Puis tout revint d'un seul coup. La main de Hitomi quitta les yeux de son fils qui regarda droit devant lui, espérant ne pas voir ce qu'il craignait mais aussi admettre ce qui l'effrayait. Mais rien. Il n'y avait personne devant lui. Il aurait dû s'en douter : jamais sa mère ne l'aurait laissé voir la source de son malheur. Ou alors avait-il rêvé et sa mère ne voulait pas qu'il découvre le superbe jeu qu'elles avaient pu dégoter ? Mais non, il n'y croyait réellement pas. 

Itsuki rejoignit rapidement sa mère et son frère et comprit aisément ce qu'il venait de se passer. La famille acheta alors un jeu, celui juste en face de Daichi, ce qui le perturba d'autant plus, et décida de rentrer. 

Sur le chemin du retour, tous les sentiments du corbeau se mélangeait dans sa tête. Avait-il imaginé tout ce qu'il s'était passé ? Était-il trop obsédé par Kuroo et sa relation avec Kenma qu'il avait cru l'apercevoir dans ce magasin précisément, sachant pertinemment que le passeur de Nekoma était fana de jeux vidéos ? 

Tout se bousculait dans la tête de Daichi qui ne savait plus distinguer le réel et son imagination. Évidement, il ne demanderait pas à sa mère de l'aider, sachant pertinemment qu'elle ne voudrait pas faire de peine à son fils. 

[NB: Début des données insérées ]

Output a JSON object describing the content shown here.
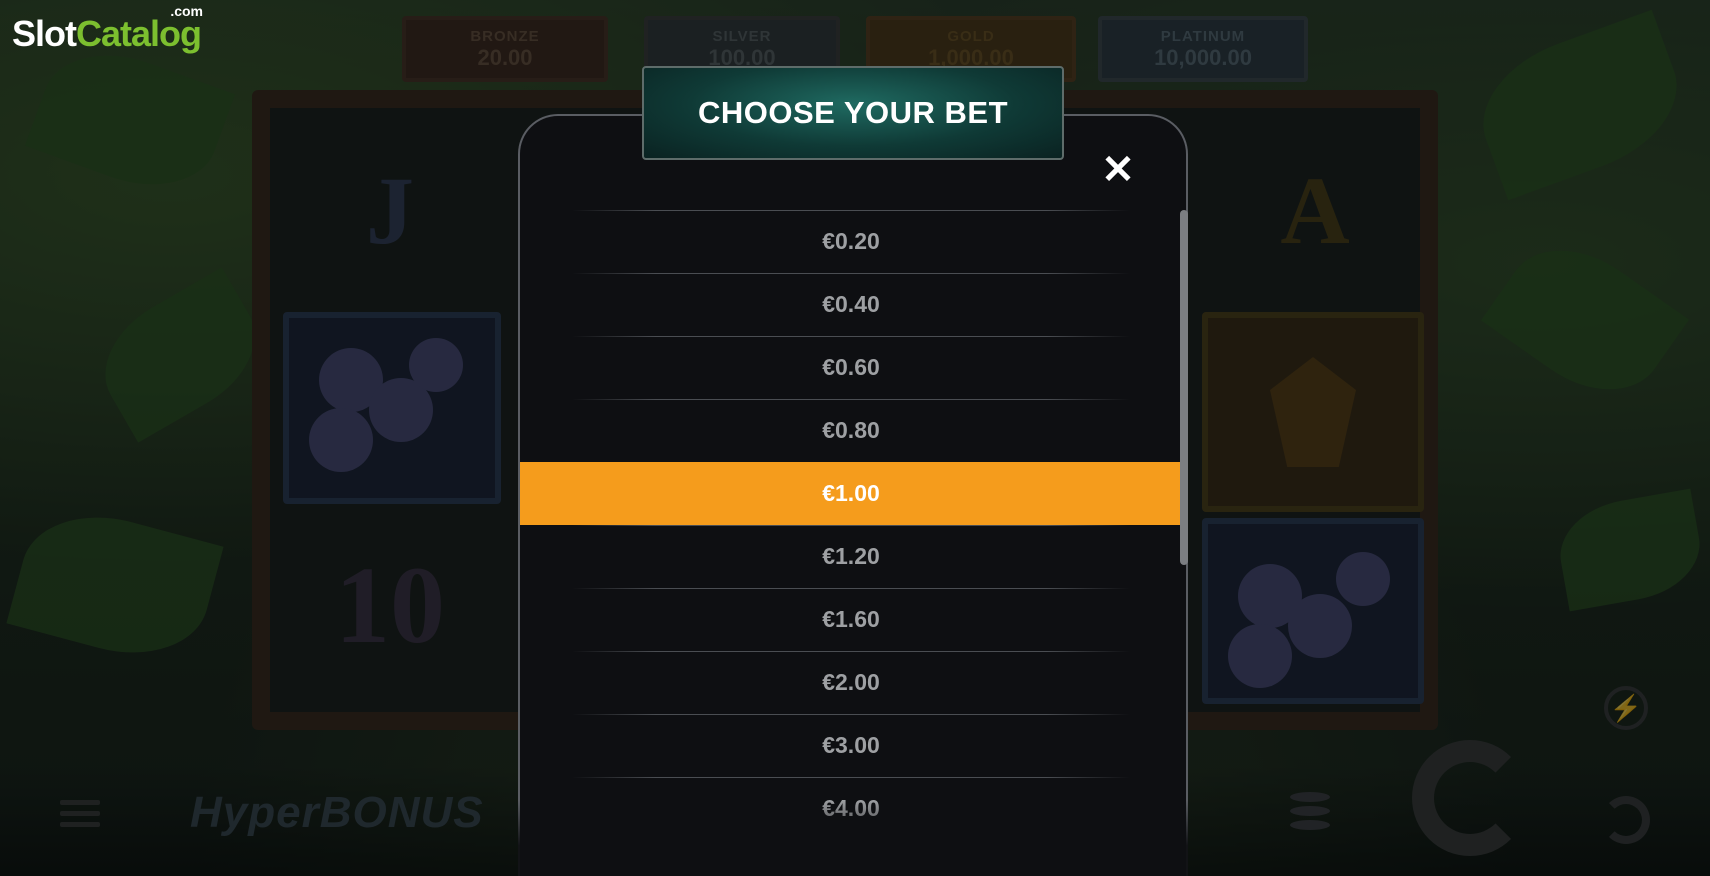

Alors en arrivant à l'appartement, le capitaine de Karasuno décida d'arrêter de se poser des questions et s'allongea dans son lit.

❧☙

Allongé par terre, Kuroo regardait le plafond de la chambre de son meilleur ami. Cette fois-ci, il pensait. Il pensait à Daichi. Il revoyait son visage quand il l'avait vu avec Kenma. La stupeur dans ses yeux et la tristesse qui émanait de tout son corps. Même si le corbeau avait voulu rester de marbre, il ne semblait pas avoir réussi. À la fois le chat avait été heureux de cette situation - montrer à celui qu'il aimait qu'il se fichait de l'arrêt de leur relation, même si tout cela était faux - mais il était également soucieux de l'état de Sawamura. Le voir ainsi dévasté dans le magasin de jeux vidéos l'avait laissé les bras ballants. 

Le capitaine de Nekoma venait à regretter son action. Il faisait toujours les choses sans réfléchir et s'en mordait les doigts les secondes d'après. Pourtant, cela ne l'empêchait pas de recommencer juste après. Cette boucle semblait interminable et Kuroo ne faisait rien pour y remédier. 

- Debout tête de nœuds, tu m'empêches d'aller jusqu'à mon ordinateur ! railla Kenma en sortant de la salle de bain. 

- Tu crois qu'il m'en veut ? questionna presque innocemment le chat. 

- Évidemment qu'il doit t'en vouloir. C'est pas être un ange ce que tu lui as fait. 

- Dit le gars qui m'a aidé. 

- Tu m'as fait du chantage, grogna le passeur. 

Kuroo soupira. Il avait supplié son meilleur ami de l'aider et avait même recouru à des techniques de manipulation comme le chantage ou la promesse de lui acheter un nouveau jeu vidéo. 

Mais maintenant, tout cela n'avait pas vraiment servi puisque Tetsurou s'en voulait. "Il s'en voulait à mort", aurait dit Kenma qui avait finalement accepté de discuter avec son meilleur ami en voyant sa détresse. 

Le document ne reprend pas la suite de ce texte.